U.S. Economic Data Delays Could Shake Markets — Volatility Risk Rising
Global markets may be heading into a more volatile phase after key U.S. economic reports were pushed back due to the recent government shutdown. Traders are now watching the updated schedule closely, as these releases could reset expectations around inflation, interest rates, and overall market direction.
According to market updates, the January Non-Farm Payroll (NFP) report is now expected on February 11 at 21:30 UTC+8, followed by the January Consumer Price Index (CPI) report on February 13 at 21:30 UTC+8. These two indicators are among the most influential economic signals for both traditional finance and crypto markets.
The timing is especially important because the data will arrive during the final trading week before the Lunar New Year — a period that already tends to have thinner liquidity and faster price swings. When major macro data meets reduced market participation, sudden volatility often increases.
For crypto investors, employment and inflation data can shape expectations around Federal Reserve policy. Strong labor numbers or higher-than-expected inflation may strengthen the U.S. dollar and pressure risk assets, while softer readings could boost market sentiment and support bullish momentum.

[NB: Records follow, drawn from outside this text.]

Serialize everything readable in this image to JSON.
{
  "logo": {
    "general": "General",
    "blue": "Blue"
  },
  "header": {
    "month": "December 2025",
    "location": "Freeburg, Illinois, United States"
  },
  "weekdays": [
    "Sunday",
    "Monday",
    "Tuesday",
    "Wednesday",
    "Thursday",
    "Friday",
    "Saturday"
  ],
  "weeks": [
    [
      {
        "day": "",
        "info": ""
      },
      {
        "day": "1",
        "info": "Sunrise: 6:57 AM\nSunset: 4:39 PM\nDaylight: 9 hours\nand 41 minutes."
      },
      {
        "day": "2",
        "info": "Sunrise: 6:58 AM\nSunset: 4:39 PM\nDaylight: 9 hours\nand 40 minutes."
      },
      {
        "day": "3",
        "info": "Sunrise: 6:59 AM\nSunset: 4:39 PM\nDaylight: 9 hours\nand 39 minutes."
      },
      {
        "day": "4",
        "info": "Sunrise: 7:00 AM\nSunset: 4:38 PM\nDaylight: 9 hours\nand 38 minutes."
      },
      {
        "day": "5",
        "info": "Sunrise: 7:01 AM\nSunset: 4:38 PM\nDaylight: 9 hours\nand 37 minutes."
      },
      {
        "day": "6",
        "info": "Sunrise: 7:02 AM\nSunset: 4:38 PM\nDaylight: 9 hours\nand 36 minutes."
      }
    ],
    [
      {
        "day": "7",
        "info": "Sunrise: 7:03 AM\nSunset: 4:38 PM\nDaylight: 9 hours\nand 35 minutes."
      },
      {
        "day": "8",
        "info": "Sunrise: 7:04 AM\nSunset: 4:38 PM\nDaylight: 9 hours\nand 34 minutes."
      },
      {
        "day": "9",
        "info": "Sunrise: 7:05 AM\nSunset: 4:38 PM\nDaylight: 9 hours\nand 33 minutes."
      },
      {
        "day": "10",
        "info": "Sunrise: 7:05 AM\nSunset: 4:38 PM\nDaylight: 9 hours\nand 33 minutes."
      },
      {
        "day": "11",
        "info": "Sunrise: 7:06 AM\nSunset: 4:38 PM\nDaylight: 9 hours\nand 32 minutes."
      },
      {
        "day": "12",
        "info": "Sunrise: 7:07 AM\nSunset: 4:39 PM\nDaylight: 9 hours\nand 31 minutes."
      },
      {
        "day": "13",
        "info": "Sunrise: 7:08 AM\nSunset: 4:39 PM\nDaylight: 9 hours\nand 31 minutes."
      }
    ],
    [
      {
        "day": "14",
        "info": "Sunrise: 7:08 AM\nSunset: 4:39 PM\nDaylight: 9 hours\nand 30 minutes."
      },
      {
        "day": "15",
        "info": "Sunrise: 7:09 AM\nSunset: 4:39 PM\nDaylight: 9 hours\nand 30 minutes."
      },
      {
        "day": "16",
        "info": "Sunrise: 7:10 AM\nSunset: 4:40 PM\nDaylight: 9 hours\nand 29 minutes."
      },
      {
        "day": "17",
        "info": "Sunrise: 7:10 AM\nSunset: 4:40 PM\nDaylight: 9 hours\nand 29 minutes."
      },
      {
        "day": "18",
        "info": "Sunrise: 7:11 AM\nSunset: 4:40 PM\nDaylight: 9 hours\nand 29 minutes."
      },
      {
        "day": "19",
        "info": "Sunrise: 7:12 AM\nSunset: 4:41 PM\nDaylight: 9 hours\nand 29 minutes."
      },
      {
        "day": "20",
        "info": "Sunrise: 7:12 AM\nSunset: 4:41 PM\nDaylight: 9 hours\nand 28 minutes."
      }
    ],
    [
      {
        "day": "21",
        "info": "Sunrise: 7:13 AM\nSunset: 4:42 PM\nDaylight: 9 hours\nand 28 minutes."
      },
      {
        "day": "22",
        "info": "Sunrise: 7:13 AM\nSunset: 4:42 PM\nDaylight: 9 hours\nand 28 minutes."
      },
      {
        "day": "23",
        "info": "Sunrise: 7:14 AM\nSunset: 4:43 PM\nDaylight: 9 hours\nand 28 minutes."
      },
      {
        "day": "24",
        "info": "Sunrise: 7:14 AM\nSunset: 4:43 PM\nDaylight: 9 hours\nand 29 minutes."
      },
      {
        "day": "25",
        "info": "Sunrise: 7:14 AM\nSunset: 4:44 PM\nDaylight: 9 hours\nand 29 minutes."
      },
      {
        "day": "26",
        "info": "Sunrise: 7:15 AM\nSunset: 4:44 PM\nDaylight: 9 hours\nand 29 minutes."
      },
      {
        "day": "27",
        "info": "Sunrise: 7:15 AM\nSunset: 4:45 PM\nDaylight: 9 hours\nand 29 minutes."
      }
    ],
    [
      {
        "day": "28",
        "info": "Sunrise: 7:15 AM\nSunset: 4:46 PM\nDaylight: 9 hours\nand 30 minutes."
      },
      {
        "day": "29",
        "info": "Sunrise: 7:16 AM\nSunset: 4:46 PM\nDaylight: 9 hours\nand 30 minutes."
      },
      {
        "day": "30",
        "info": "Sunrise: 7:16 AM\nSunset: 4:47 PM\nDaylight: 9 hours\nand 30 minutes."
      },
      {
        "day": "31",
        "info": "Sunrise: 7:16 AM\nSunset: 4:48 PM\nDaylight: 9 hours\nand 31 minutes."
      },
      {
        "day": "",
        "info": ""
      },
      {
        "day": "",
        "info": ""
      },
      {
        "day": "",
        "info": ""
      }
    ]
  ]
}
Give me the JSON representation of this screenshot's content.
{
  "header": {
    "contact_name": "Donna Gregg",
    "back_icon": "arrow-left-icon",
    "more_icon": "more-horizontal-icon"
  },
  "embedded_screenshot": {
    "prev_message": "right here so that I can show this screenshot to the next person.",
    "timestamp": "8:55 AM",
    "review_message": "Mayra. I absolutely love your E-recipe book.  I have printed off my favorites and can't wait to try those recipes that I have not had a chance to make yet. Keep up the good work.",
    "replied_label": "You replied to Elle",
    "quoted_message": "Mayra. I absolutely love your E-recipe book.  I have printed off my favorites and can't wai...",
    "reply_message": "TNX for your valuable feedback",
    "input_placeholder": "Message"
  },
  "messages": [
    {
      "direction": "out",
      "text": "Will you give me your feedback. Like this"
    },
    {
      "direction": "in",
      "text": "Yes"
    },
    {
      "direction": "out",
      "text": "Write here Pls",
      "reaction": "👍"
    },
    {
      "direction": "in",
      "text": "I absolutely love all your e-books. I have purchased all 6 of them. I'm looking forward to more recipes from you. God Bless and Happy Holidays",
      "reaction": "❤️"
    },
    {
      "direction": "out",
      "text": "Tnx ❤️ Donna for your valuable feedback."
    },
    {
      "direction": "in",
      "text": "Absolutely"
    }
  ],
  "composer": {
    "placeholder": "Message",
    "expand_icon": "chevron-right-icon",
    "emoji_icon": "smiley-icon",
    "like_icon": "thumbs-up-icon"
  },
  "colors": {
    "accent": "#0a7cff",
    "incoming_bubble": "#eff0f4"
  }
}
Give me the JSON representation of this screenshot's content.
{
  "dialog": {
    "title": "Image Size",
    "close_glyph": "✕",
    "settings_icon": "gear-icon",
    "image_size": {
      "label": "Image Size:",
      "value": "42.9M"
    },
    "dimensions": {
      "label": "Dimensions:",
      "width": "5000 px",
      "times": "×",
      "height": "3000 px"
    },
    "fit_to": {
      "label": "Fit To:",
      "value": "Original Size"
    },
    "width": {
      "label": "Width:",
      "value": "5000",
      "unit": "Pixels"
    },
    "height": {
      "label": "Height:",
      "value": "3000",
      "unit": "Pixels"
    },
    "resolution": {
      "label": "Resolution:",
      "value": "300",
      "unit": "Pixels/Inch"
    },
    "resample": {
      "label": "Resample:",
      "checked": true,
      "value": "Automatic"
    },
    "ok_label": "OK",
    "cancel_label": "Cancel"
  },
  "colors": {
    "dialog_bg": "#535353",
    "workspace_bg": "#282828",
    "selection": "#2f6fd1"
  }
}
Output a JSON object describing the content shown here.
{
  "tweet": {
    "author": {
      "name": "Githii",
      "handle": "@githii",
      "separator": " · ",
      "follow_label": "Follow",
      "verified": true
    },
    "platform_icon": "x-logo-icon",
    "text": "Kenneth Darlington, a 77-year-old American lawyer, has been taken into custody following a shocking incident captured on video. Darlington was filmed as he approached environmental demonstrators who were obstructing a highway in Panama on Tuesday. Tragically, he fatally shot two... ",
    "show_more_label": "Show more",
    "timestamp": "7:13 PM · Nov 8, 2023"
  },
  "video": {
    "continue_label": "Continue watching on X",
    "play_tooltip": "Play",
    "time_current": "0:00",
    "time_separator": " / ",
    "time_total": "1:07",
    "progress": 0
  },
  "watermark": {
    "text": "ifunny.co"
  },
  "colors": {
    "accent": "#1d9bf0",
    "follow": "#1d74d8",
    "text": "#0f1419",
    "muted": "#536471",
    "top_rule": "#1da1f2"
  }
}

Traders should remain cautious as positioning ahead of the releases may lead to sharp moves in Bitcoin, altcoins, and equities. Watching liquidity zones, avoiding over-leverage, and preparing for rapid sentiment shifts could be key strategies during this period.
As macro events continue to drive market narratives, staying informed and reacting strategically will matter more than reacting emotionally. The coming week may set the tone for short-term market direction.